第4話 部屋

如月家の屋敷はとても大きかった。一面に草花が植えられていて、少し先には噴水も見える。あれはバラの葉が見える。初夏には色とりどりの花が見られるのだろうか。コスモスも咲いている。コスモスはわたしが1番好きな花だ。可憐かれんで、どこかに愛くるしさを感じる。この庭は四季折々の花が咲くのかな。そうボーッとしていると、「桃菜お嬢様、こちらへお越しください。今日からお嬢様のお手伝いをする黒見すみれさんです。」

深山さんはそう言った。お手伝いさん?お手伝いさん?えっ、どういうこと?そう焦っていると黒見さんはぺこりとお辞儀をした。

「桃菜お嬢様、黒見すみれです。よろしくお願いいたします。すみれとお呼びください。なにかお困りのことがあれば何なりと。」

そうすみれさんは言ってくれた。なんだか優しい人そう。よかった。

そうわたしはにこりと微笑むとすみれさんは微笑み返してくれ、手招きをした。

「桃菜お嬢様。こちらです。」

屋敷の中を案内してもらえるようだ。屋敷の中へ足を踏み入れる。屋敷の中は彫刻が施してあったり、芸術品が飾られていたりする。少し進むとすみれさんの足が止まった。

「こちらがお嬢様のお部屋です。お入りください。」

ドアを開けてみる。中には大きくてふかふかのベッド、きらびやかなカーテン、そしてわたしの好きな桃色であふれている。なんて素晴らしいの。私の顔から笑顔がほころびる。机を見てふと思った。学校はどうすればいいの?ここから結構遠いじゃない。気になったのですみれさんに聞いてみた。
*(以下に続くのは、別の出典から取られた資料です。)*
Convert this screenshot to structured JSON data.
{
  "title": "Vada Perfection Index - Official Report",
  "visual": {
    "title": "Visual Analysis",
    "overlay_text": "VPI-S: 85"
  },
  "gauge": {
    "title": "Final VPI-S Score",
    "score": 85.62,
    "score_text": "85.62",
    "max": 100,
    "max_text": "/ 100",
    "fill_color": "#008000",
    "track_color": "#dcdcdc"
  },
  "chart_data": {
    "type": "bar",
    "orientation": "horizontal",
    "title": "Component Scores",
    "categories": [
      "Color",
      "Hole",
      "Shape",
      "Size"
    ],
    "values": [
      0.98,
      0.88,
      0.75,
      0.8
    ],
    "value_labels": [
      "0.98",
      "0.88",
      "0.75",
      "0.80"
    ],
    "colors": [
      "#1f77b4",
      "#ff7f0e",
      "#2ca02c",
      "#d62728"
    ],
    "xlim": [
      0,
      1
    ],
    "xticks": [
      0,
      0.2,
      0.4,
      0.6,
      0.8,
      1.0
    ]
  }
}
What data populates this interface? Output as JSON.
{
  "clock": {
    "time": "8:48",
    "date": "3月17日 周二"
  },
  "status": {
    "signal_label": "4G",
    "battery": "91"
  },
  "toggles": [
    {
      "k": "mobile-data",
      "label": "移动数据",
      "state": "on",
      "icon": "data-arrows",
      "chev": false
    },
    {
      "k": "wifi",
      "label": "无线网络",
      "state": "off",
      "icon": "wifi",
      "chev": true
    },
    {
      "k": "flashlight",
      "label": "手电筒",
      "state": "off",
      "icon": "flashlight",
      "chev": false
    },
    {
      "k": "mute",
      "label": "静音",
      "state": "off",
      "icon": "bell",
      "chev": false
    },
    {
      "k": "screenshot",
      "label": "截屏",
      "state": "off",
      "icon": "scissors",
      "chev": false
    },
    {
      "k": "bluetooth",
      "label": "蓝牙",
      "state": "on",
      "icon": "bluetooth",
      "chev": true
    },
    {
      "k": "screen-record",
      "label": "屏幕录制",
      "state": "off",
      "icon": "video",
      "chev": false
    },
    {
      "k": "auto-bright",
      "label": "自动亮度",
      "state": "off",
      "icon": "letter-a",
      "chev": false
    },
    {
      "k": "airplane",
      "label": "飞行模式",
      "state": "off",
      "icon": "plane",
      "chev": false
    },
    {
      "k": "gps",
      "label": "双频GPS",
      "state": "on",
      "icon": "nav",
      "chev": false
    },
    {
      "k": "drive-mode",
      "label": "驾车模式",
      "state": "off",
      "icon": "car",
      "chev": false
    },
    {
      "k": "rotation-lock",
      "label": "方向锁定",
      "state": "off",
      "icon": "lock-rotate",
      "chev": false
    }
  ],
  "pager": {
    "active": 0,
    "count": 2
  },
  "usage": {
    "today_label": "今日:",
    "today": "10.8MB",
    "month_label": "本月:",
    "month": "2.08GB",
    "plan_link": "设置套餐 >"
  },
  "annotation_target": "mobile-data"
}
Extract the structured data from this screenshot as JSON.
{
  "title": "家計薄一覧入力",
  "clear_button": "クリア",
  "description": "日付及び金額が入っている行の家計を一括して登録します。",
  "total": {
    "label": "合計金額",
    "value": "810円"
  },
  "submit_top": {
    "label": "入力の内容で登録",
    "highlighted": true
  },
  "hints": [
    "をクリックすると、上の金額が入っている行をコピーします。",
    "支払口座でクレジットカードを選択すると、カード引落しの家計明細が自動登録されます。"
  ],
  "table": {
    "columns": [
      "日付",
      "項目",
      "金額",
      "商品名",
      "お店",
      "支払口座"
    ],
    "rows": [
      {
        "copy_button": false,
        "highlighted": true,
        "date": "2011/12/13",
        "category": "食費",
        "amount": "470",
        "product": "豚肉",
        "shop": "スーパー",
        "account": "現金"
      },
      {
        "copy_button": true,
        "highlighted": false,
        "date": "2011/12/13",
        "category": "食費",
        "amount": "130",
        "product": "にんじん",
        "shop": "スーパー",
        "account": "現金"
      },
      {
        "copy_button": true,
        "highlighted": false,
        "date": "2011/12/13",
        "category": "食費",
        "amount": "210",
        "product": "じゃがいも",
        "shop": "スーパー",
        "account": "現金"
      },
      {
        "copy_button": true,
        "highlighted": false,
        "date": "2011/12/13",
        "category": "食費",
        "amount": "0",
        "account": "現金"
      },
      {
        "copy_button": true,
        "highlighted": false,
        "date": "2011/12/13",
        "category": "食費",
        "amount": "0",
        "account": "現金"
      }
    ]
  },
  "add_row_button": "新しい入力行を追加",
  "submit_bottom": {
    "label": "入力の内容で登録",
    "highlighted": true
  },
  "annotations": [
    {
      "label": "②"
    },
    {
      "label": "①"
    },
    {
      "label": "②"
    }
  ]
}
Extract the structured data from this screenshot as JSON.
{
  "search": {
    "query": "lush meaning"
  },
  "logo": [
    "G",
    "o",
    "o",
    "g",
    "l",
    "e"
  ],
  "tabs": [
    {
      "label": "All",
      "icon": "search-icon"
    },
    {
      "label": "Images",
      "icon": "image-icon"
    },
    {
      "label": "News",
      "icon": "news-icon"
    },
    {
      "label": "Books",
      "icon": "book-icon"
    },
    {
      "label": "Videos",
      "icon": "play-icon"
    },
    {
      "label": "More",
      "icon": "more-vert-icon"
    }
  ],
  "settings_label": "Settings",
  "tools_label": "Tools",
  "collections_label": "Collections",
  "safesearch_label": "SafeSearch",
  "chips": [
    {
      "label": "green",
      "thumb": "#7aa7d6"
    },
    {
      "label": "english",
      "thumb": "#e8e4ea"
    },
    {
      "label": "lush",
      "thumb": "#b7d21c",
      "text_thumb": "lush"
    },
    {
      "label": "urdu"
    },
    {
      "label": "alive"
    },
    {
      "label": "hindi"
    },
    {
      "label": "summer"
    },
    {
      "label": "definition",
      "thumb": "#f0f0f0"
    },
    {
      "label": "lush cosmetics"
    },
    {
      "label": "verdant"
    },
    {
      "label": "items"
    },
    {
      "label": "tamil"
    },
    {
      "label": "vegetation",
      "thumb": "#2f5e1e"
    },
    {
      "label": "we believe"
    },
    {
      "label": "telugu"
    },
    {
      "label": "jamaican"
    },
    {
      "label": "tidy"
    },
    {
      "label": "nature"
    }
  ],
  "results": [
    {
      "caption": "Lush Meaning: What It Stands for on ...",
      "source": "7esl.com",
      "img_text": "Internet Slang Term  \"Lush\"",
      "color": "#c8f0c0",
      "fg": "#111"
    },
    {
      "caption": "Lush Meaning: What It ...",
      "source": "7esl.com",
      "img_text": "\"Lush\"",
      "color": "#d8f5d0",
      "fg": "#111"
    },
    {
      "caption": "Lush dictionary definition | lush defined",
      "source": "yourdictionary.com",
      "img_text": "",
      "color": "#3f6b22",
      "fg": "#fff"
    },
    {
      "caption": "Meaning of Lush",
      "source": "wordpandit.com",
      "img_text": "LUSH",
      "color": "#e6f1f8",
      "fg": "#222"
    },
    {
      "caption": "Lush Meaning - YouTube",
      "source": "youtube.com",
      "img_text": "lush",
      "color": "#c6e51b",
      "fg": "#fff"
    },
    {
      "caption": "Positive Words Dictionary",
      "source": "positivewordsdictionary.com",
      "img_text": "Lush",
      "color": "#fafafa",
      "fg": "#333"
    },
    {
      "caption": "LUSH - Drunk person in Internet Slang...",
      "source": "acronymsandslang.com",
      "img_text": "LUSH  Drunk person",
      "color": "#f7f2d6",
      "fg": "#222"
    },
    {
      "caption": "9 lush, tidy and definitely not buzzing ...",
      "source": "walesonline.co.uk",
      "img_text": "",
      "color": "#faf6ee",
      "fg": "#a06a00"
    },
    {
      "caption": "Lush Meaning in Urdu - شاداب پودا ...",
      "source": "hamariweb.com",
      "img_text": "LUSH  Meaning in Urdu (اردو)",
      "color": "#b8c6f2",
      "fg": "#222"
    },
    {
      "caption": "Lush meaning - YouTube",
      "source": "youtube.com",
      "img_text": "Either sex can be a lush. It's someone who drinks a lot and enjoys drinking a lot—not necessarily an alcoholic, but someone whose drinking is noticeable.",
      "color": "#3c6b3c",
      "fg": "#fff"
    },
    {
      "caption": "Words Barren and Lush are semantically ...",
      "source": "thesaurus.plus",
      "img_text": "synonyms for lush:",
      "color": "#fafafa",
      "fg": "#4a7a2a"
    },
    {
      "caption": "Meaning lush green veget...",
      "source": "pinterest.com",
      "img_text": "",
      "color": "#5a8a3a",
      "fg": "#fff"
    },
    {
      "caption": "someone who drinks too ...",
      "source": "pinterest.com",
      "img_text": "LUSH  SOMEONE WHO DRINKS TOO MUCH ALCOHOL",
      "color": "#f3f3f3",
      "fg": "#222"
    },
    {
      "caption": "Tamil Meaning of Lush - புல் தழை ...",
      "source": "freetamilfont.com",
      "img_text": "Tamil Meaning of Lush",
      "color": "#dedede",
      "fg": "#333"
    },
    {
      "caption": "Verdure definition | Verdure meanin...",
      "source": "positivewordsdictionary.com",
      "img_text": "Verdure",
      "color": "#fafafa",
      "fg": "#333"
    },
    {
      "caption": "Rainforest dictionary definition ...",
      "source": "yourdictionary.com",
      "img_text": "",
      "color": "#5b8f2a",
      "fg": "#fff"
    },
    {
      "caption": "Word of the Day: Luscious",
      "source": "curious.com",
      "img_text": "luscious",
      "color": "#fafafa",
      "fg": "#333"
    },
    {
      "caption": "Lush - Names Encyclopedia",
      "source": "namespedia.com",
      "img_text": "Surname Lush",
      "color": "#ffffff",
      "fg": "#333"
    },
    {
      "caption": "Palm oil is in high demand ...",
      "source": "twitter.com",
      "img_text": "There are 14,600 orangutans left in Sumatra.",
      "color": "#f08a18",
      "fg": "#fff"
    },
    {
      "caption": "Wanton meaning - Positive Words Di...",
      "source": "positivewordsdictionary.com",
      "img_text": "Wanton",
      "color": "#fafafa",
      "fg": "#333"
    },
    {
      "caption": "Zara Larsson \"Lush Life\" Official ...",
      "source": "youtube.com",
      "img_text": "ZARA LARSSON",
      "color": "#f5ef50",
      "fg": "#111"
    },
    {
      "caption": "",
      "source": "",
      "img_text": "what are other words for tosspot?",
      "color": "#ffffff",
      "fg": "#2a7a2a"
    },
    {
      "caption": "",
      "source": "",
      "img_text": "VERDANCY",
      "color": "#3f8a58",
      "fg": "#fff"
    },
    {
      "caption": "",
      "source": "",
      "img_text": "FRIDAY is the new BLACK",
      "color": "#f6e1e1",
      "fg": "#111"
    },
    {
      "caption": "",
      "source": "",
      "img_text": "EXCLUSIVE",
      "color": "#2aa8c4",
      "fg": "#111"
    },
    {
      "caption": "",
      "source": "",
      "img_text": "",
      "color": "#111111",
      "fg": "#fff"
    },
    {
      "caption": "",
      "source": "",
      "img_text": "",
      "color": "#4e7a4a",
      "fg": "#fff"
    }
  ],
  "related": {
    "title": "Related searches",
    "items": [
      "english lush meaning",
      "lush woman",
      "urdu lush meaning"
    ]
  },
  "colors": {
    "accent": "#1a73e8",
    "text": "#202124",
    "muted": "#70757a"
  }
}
「すみれさん、学校に行くにはどうすればいいですか。ここからは遠いですよね。」

すみれさんはにこりとこちらに顔を向けた。「ここから深山が送迎するので問題ありませんよ。翔也様も転校されることになります。ですからご心配しないでください。」

やった!あかりと離れ離れになると思っていたけど通い続けられるのだ。そしてすみれさんは続けた。

「ですが、部活動はやめていただくことになります。如月家の妻としてふさわしいように教育を受けてもらいます。」

えっ!部活をやめないといけないの?まだ入学したばかりだけどとても頑張って、先輩たちに認めてもらえるようになってきたのに。そう肩を下ろしていると、すみれさんに伝わってしまったようだ。

「桃菜お嬢様、残念だと思いますが少しの辛抱です。わたしと一緒に頑張ってみませんか。」

そうすみれさんに言われると断るわけにはいかない。


少しは頑張ってみようかな。


グゥゥー、お腹がなってしまった。顔が赤くなった。時計を見上げると針は18時半を指している。そろそろ夕食の時間だ。

「桃菜お嬢様、お食事ができたようです。食堂にお越しください。」

わたしはこくりとうなずいた。食堂へと足を進める。廊下には銅像が並んでいる。誰なのだろうか。食堂に着いた。すみれさんがドアを開けてくれる。中に入ると部屋の豪華絢爛ごうかけんらんさに圧巻された。わたしの部屋と同様キラキラ輝いているが、なんとも机がとても大きい。10人は座れるだろう。そんな机にわたしと翔也さん2人だけ。ほかの人は一緒に食べないのかな。すみれさんに聞いてみた。

「ほかの方は一緒に夕食を食べないのですか。」

そうするとすみれさんは

「旦那様と奥様は本日会食です。普段も一緒には食べられませんね。当面は桃菜お嬢様と翔也様の2人です。」

そうなの!?とても驚いた。今までは翔也さんは1人で食べていたのかな。


夕食が運ばれてきた。まずは前菜かららしい。こんな豪華なコース料理食べたことがないから戸惑ってしまう。

「桃菜お嬢様焦らないでください。本日は桃菜お嬢様を歓迎すべく如月家屈指の料理人が腕をふるってつくったものです。テーブルマナーは後日指導いたしますので本日はお味をお楽しみください。」

そうすみれさんが言ってくれたおかげで食事を楽しむことができた。


部屋に戻って今日1日を振り返った。24時間という短い時間だったはずなのにいろいろな出来事が起きたな。そう思っているうちにいつの間にか眠りについていた。